The The invention relates to a gas sensor for measuring a gas component in a gas mixture and its use according to the preamble of independent claims.

State of the art

in the As environmental legislation progresses, so does the Need for sensors, with the help of even the smallest amounts of pollutants can be reliably determined. Play here Above all, gas sensors play a big role in determining it of gaseous pollutants in the ppm range independently allow the temperature of the sample gas. It puts but in particular the determination of the content of nitrogen oxides in Combustion exhaust gases due to the often high oxygen content in Exhaust gases are a special challenge.

So is out of the US 2003/0075441 to take a gas sensor, which serves, among other things, the determination of nitrogen oxides. Its mode of operation is assigned to the so-called double-chamber limit current principle. In this case, measuring gas entering the sensor is selectively freed of oxygen by means of two electrochemical pumping cells arranged one after the other in the flow direction of the measuring gas and thus the oxygen partial pressure is greatly reduced. The respective pumping electrodes have different potentials, so that the oxygen content of the measuring gas can be gradually reduced without the proportion of nitrogen oxides in the measuring gas being significantly changed.

This However, sensor construction requires a large number of electrical connections for contacting pumping electrodes, measuring electrodes, heating element, etc. A high number of connections, however, leads to a high Effort in relation to the lead-out of the electrical Supply lines from the sensor element, in the electrical contacting and the lead out of the cable housing from the sensor housing. This results in high material and manufacturing costs as well as an increased Quality risk.

Purpose and advantages of the invention

task the present invention is to provide a gas sensor, the u. a. allows the determination of nitrogen oxides in combustion exhaust gases at the same time require a small amount of electrical Contacts.

Of the Gas sensor according to the invention with the characterizing Features of the independent claims triggers advantageously the problem underlying the invention. In this case, the gas sensor comprises a sensor element, wherein two electrodes of the Sensor element have a common electrical contact. In this way, the complex separate contacting a the two electrodes can be saved. Nevertheless, different To be able to realize potentials at the respective electrodes, At least one of the electrodes is an electrical resistance upstream.

Further advantageous embodiments of the present device emerge from the dependent claims.

So it is particularly advantageous if both electrodes as pumping electrodes for changing the oxygen concentration at or within are formed of the sensor element, since these relatively static, in their height well calculable different pumping voltages issue.

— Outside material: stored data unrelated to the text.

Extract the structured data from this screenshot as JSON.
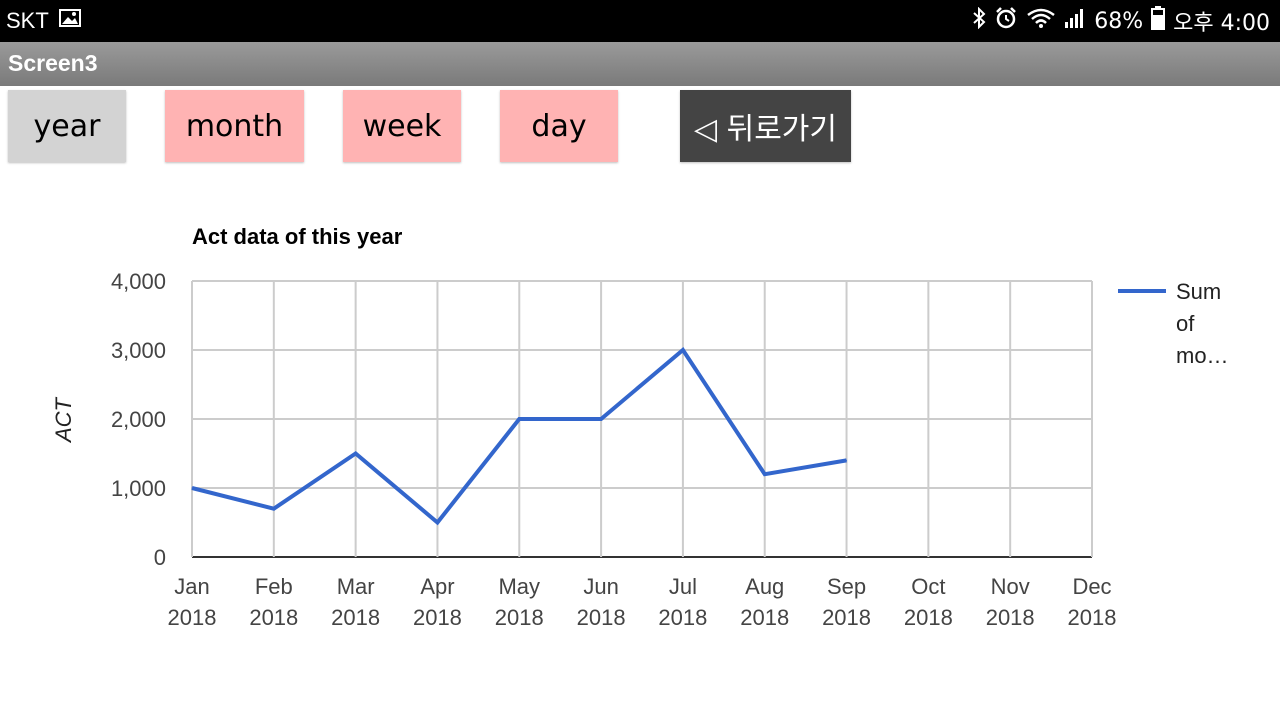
{
  "status_bar": {
    "carrier": "SKT",
    "battery": "68%",
    "time": "오후 4:00",
    "icons": [
      "image-icon",
      "bluetooth-icon",
      "alarm-icon",
      "wifi-icon",
      "signal-icon",
      "battery-icon"
    ]
  },
  "title_bar": {
    "title": "Screen3"
  },
  "toolbar": {
    "year_label": "year",
    "month_label": "month",
    "week_label": "week",
    "day_label": "day",
    "back_label": "◁ 뒤로가기",
    "colors": {
      "selected": "#d3d3d3",
      "unselected": "#ffb3b3",
      "back": "#444444"
    }
  },
  "chart_data": {
    "type": "line",
    "title": "Act data of this year",
    "ylabel": "ACT",
    "xlabel": "",
    "categories": [
      "Jan 2018",
      "Feb 2018",
      "Mar 2018",
      "Apr 2018",
      "May 2018",
      "Jun 2018",
      "Jul 2018",
      "Aug 2018",
      "Sep 2018",
      "Oct 2018",
      "Nov 2018",
      "Dec 2018"
    ],
    "series": [
      {
        "name": "Sum of mo…",
        "values": [
          1000,
          700,
          1500,
          500,
          2000,
          2000,
          3000,
          1200,
          1400,
          null,
          null,
          null
        ],
        "color": "#3366cc"
      }
    ],
    "ylim": [
      0,
      4000
    ],
    "yticks": [
      "0",
      "1,000",
      "2,000",
      "3,000",
      "4,000"
    ],
    "grid": true,
    "legend": "right"
  }
}
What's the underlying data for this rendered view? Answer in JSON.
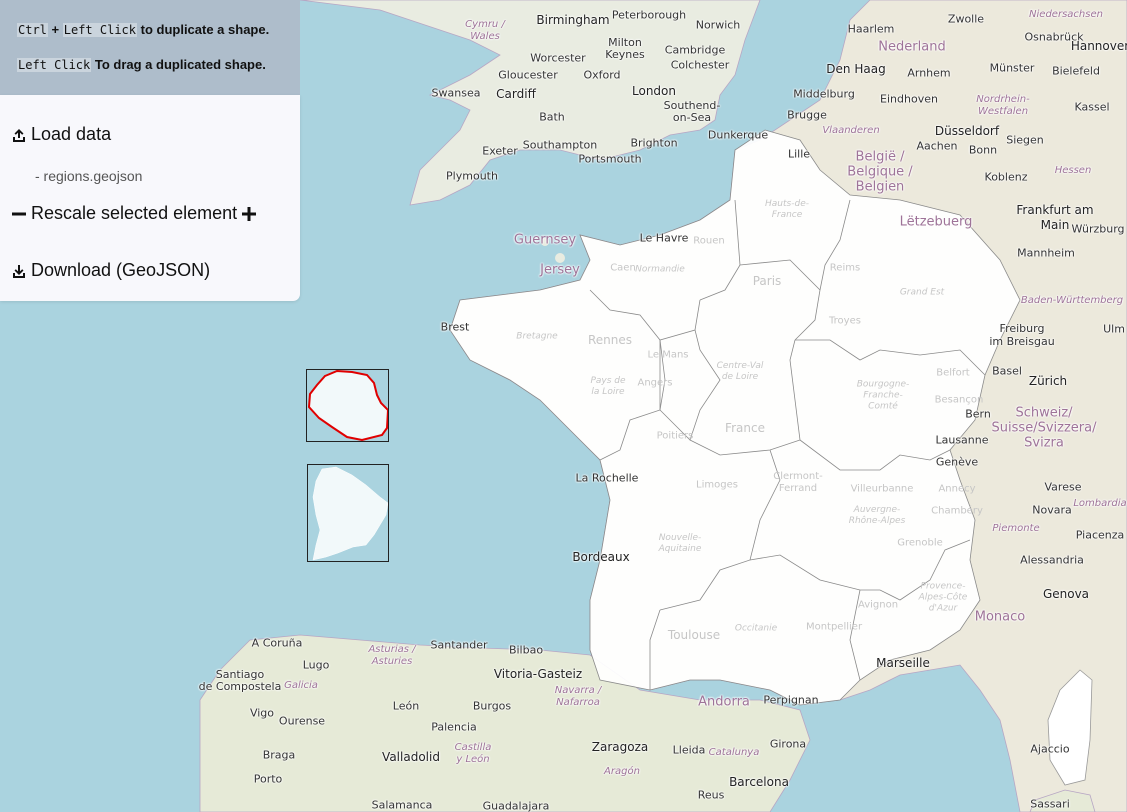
{
  "instructions": {
    "line1_key1": "Ctrl",
    "line1_plus": "+",
    "line1_key2": "Left Click",
    "line1_text": "to duplicate a shape.",
    "line2_key": "Left Click",
    "line2_text": "To drag a duplicated shape."
  },
  "panel": {
    "load_label": "Load data",
    "loaded_file": "- regions.geojson",
    "rescale_label": "Rescale selected element",
    "download_label": "Download (GeoJSON)"
  },
  "map": {
    "colors": {
      "sea": "#aad3df",
      "land": "#f1eee8",
      "overlay_fill": "#ffffff",
      "selected_stroke": "#e00000",
      "border": "#b7a6c4"
    },
    "country_labels": {
      "nederland": "Nederland",
      "belgie": "België /\nBelgique /\nBelgien",
      "letzebuerg": "Lëtzebuerg",
      "schweiz": "Schweiz/\nSuisse/Svizzera/\nSvizra",
      "andorra": "Andorra",
      "monaco": "Monaco"
    },
    "region_labels": {
      "cymru": "Cymru /\nWales",
      "vlaanderen": "Vlaanderen",
      "nordrhein": "Nordrhein-\nWestfalen",
      "hessen": "Hessen",
      "niedersachsen": "Niedersachsen",
      "baden": "Baden-Württemberg",
      "asturias": "Asturias /\nAsturies",
      "galicia": "Galicia",
      "navarra": "Navarra /\nNafarroa",
      "castilla": "Castilla\ny León",
      "catalunya": "Catalunya",
      "aragon": "Aragón",
      "piemonte": "Piemonte",
      "lombardia": "Lombardia"
    },
    "city_labels": {
      "birmingham": "Birmingham",
      "peterborough": "Peterborough",
      "norwich": "Norwich",
      "milton": "Milton\nKeynes",
      "cambridge": "Cambridge",
      "worcester": "Worcester",
      "colchester": "Colchester",
      "gloucester": "Gloucester",
      "oxford": "Oxford",
      "swansea": "Swansea",
      "cardiff": "Cardiff",
      "london": "London",
      "southend": "Southend-\non-Sea",
      "bath": "Bath",
      "exeter": "Exeter",
      "southampton": "Southampton",
      "brighton": "Brighton",
      "portsmouth": "Portsmouth",
      "plymouth": "Plymouth",
      "dunkerque": "Dunkerque",
      "guernsey": "Guernsey",
      "jersey": "Jersey",
      "lehavre": "Le Havre",
      "haarlem": "Haarlem",
      "zwolle": "Zwolle",
      "osnabruck": "Osnabrück",
      "hannover": "Hannover",
      "denhaag": "Den Haag",
      "arnhem": "Arnhem",
      "munster": "Münster",
      "bielefeld": "Bielefeld",
      "middelburg": "Middelburg",
      "eindhoven": "Eindhoven",
      "brugge": "Brugge",
      "kassel": "Kassel",
      "dusseldorf": "Düsseldorf",
      "lille": "Lille",
      "aachen": "Aachen",
      "bonn": "Bonn",
      "siegen": "Siegen",
      "koblenz": "Koblenz",
      "frankfurt": "Frankfurt am\nMain",
      "wurzburg": "Würzburg",
      "mannheim": "Mannheim",
      "freiburg": "Freiburg\nim Breisgau",
      "ulm": "Ulm",
      "zurich": "Zürich",
      "basel": "Basel",
      "bern": "Bern",
      "lausanne": "Lausanne",
      "geneve": "Genève",
      "varese": "Varese",
      "novara": "Novara",
      "piacenza": "Piacenza",
      "alessandria": "Alessandria",
      "genova": "Genova",
      "brest": "Brest",
      "larochelle": "La Rochelle",
      "bordeaux": "Bordeaux",
      "marseille": "Marseille",
      "perpignan": "Perpignan",
      "acoruna": "A Coruña",
      "santander": "Santander",
      "bilbao": "Bilbao",
      "lugo": "Lugo",
      "vitoria": "Vitoria-Gasteiz",
      "santiago": "Santiago\nde Compostela",
      "leon": "León",
      "burgos": "Burgos",
      "vigo": "Vigo",
      "ourense": "Ourense",
      "palencia": "Palencia",
      "braga": "Braga",
      "valladolid": "Valladolid",
      "zaragoza": "Zaragoza",
      "lleida": "Lleida",
      "girona": "Girona",
      "porto": "Porto",
      "barcelona": "Barcelona",
      "reus": "Reus",
      "salamanca": "Salamanca",
      "guadalajara": "Guadalajara",
      "ajaccio": "Ajaccio",
      "sassari": "Sassari"
    },
    "faint_labels": {
      "rouen": "Rouen",
      "caen": "Caen",
      "paris": "Paris",
      "reims": "Reims",
      "rennes": "Rennes",
      "lemans": "Le Mans",
      "angers": "Angers",
      "troyes": "Troyes",
      "grandest": "Grand Est",
      "france": "France",
      "poitiers": "Poitiers",
      "limoges": "Limoges",
      "clermont": "Clermont-\nFerrand",
      "villeurbanne": "Villeurbanne",
      "annecy": "Annecy",
      "chambery": "Chambéry",
      "grenoble": "Grenoble",
      "toulouse": "Toulouse",
      "montpellier": "Montpellier",
      "avignon": "Avignon",
      "belfort": "Belfort",
      "besancon": "Besançon",
      "hautsdefrance": "Hauts-de-\nFrance",
      "normandie": "Normandie",
      "bretagne": "Bretagne",
      "paysdelaloire": "Pays de\nla Loire",
      "centre": "Centre-Val\nde Loire",
      "bourgogne": "Bourgogne-\nFranche-\nComté",
      "nouvelle": "Nouvelle-\nAquitaine",
      "auvergne": "Auvergne-\nRhône-Alpes",
      "occitanie": "Occitanie",
      "provence": "Provence-\nAlpes-Côte\nd'Azur"
    }
  }
}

Farther is advantageous if the electrical resistance in a ceramic Layer of the sensor element is integrated, within the first or the second electrode is formed. This way you can the contacting of the electrodes or the integration of the electrical Resistance in the electrode lead of at least one of the electrodes Manufacturing technology done in a simple manner. Alternatively, you can the electrical resistance on a large area be positioned of the sensor element. This too represents a manufacturing technology satisfactory solution.

Especially is advantageous if the gas sensor, although only a common electrical Contacting for the first electrode and for the further electrode has, this electrode lead, however, still branches before entering the sensor element of the gas sensor and the Sensor element for the first electrode, a first electrode lead and for the second electrode has a second electrode lead. The electrical resistance then becomes within the gas sensor at least assigned to one of the electrode leads and must therefore manufacturing technology not be integrated into the sensor element.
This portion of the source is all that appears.